Woke up today and got ready to see Vigan in the daylight. I walked out of the hotel and headed straight over to Calle Crisologo, that cobblestone street with Spanish colonial buildings I had walked down last night. The first major difference I immediately noticed about Vigan from night to day was that during the day Vigan was very active and full of motorbikes attached with passenger cars, kalesas (horse-drawn carriages), automobiles, and pedestrians. It surprised me that, for such a small town, the streets were constantly streaming with traffic. Fortunately Calle Crisologo is closed to all thru-traffic and, other than the occasional bike or car, the streets are void of all traffic except for a few kalesas passing by. I walked down the street, heading south, and had very quickly passed through it – it is a short street. At the southern end of the street I viewed the Vigan Mansion (one of the many historic buildings still preserved in this town) and then walked over to Simbaan a Bassit (an Ilocano term meaning “Small Church”), which is a cemetery chapel that was very quaint inside.
From the chapel I walked over to the Vigan Public Market. It is a two-story open building with a number of stalls, many of which sold the usual kind of goods you’d find in a convenience store. On the second floor there were specific areas for types of food. There fruit, vegetable, seafood, poultry, and pork sections. The poultry section had de-feathered, dead chickens stacked on top of each other, the pork section had limbs, snouts, intestines, and various other parts laid out, and the fish section mostly had dead fish on ice, though at one stall, there were several fish still gasping for air (talk about fresh) – obviously fascist vegetarians would be appalled.
I then left the market and continued my trek around Vigan. I was now heading north and toward the town center. My next stop was St. Paul’s Metropolitan Cathedral. It was originally built in 1641 and became a cathedral in 1758 when the seat of the diocese of Nueva Segovia was transferred from Lal-lo, Cabayan to Vigan. Having been damaged by earthquakes throughout its history, it was reconstructed from 1790 to 1800 to its present form, in a style that is known as “earthquake baroque” – a style designed to minimize damage caused by earthquakes. Inside were many altars adorned with figures of Christ, the Virgin Mary, and various Saints; there were also numerous paintings to appreciate. After walking around inside, I then walked back outside and walked around the Archbishops residence before heading over to the Plaza Salcedo, which has a 17th century monument in its center for San Juan de Salcedo. The monument is surrounded by a modest reservoir that has been all but emptied.

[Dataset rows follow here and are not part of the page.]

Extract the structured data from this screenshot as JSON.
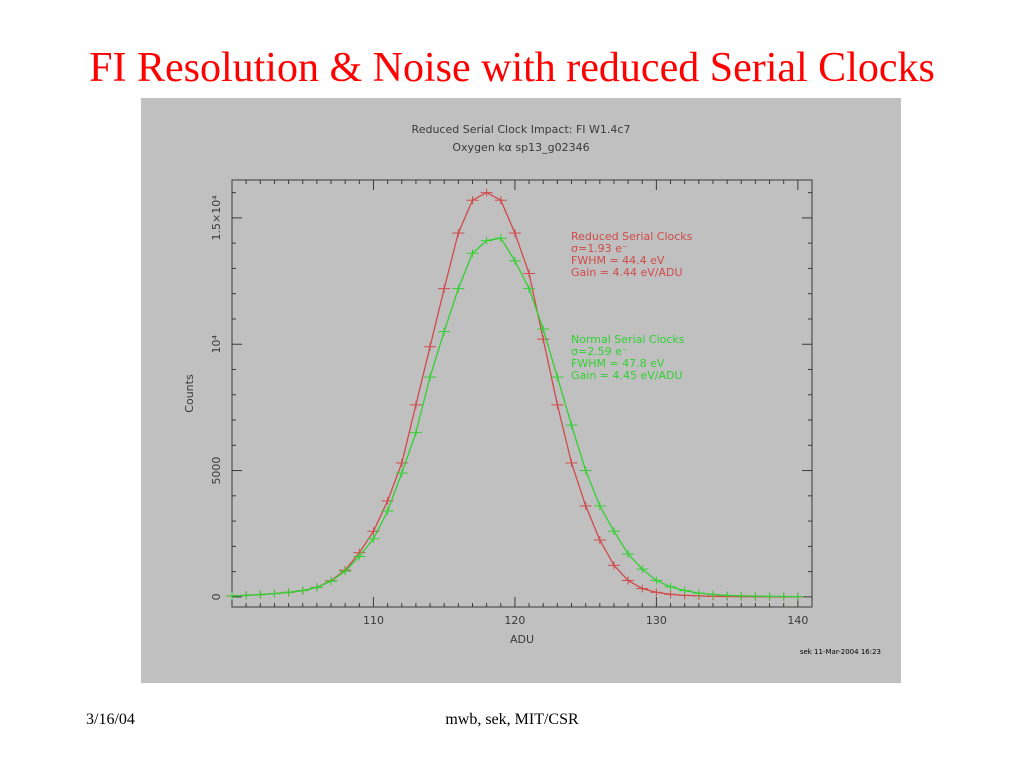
{
  "slide": {
    "title": "FI Resolution & Noise with reduced Serial Clocks",
    "footer_date": "3/16/04",
    "footer_credit": "mwb, sek, MIT/CSR"
  },
  "colors": {
    "title": "#ff0000",
    "panel": "#c0c0c0",
    "axis": "#3a3a3a",
    "reduced": "#d04a4a",
    "normal": "#32d032"
  },
  "chart_data": {
    "type": "line",
    "title": "Reduced Serial Clock Impact: FI W1.4c7",
    "subtitle": "Oxygen kα sp13_g02346",
    "xlabel": "ADU",
    "ylabel": "Counts",
    "xlim": [
      100,
      141
    ],
    "ylim": [
      -400,
      16500
    ],
    "x_ticks": [
      110,
      120,
      130,
      140
    ],
    "x_tick_labels": [
      "110",
      "120",
      "130",
      "140"
    ],
    "y_ticks": [
      0,
      5000,
      10000,
      15000
    ],
    "y_tick_labels": [
      "0",
      "5000",
      "10⁴",
      "1.5×10⁴"
    ],
    "grid": false,
    "stamp": "sek 11-Mar-2004 16:23",
    "x": [
      100,
      101,
      102,
      103,
      104,
      105,
      106,
      107,
      108,
      109,
      110,
      111,
      112,
      113,
      114,
      115,
      116,
      117,
      118,
      119,
      120,
      121,
      122,
      123,
      124,
      125,
      126,
      127,
      128,
      129,
      130,
      131,
      132,
      133,
      134,
      135,
      136,
      137,
      138,
      139,
      140
    ],
    "series": [
      {
        "name": "Reduced Serial Clocks",
        "color": "#d04a4a",
        "annotations": [
          "Reduced Serial Clocks",
          "σ=1.93 e⁻",
          "FWHM = 44.4 eV",
          "Gain = 4.44 eV/ADU"
        ],
        "values": [
          40,
          60,
          90,
          130,
          180,
          250,
          380,
          640,
          1060,
          1750,
          2600,
          3800,
          5300,
          7600,
          9900,
          12200,
          14400,
          15700,
          16000,
          15700,
          14400,
          12800,
          10200,
          7600,
          5300,
          3600,
          2250,
          1250,
          650,
          330,
          180,
          100,
          60,
          40,
          25,
          15,
          10,
          8,
          6,
          5,
          4
        ]
      },
      {
        "name": "Normal Serial Clocks",
        "color": "#32d032",
        "annotations": [
          "Normal Serial Clocks",
          "σ=2.59 e⁻",
          "FWHM = 47.8 eV",
          "Gain = 4.45 eV/ADU"
        ],
        "values": [
          40,
          60,
          90,
          130,
          180,
          250,
          370,
          620,
          1020,
          1600,
          2300,
          3400,
          4900,
          6500,
          8700,
          10500,
          12200,
          13600,
          14100,
          14200,
          13300,
          12200,
          10600,
          8700,
          6800,
          5000,
          3600,
          2600,
          1700,
          1100,
          650,
          400,
          250,
          150,
          100,
          60,
          40,
          30,
          20,
          15,
          10
        ]
      }
    ]
  }
}
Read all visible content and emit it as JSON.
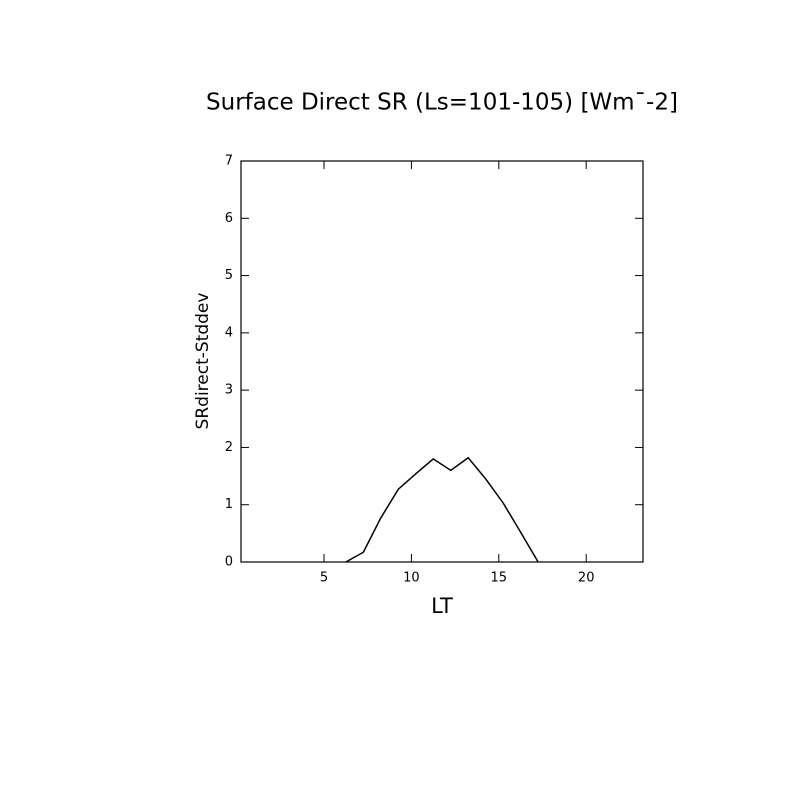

After walking around the plaza and observing all the old buildings surrounding it, I walked in to the nearby Jollibee, a chain restaurant in the Philippines (basically their version of McDonalds. I sat down for lunch and had an Aloha burger (beef patty with slice of pineapple, bacon, lettuce, and sauce); it’s probably the closest one can get to eating the fictional Big Kahuna burger. After washing down my tasty burger with some sprite, I then walked back to Calle Crisologo, but the sun had already began to set causing one side of the street to be shaded whilst the other side remained bright – this made it far from “picture-perfect”. From there I walked back to the hotel, my temporary residence, and worked on the website for quite some time.
As it darkened, a rain ran through town, and soon enough was gone. I then walked out to a nearby cafe to eat some local food. I had a plate of bagnet (double-fried pork fat), longaniza (pork sausages made from genuine intestine and dipped in a vinegar), and garlic rice. I didn’t care for the bagnet, but the longanizas were amazing. I also drank a Hefeweizen to go with it (not local, produced in Germany). After dinner I retired back to my hotel room, and – after taking care of some late night personal business – I finally laid my eyes to rest.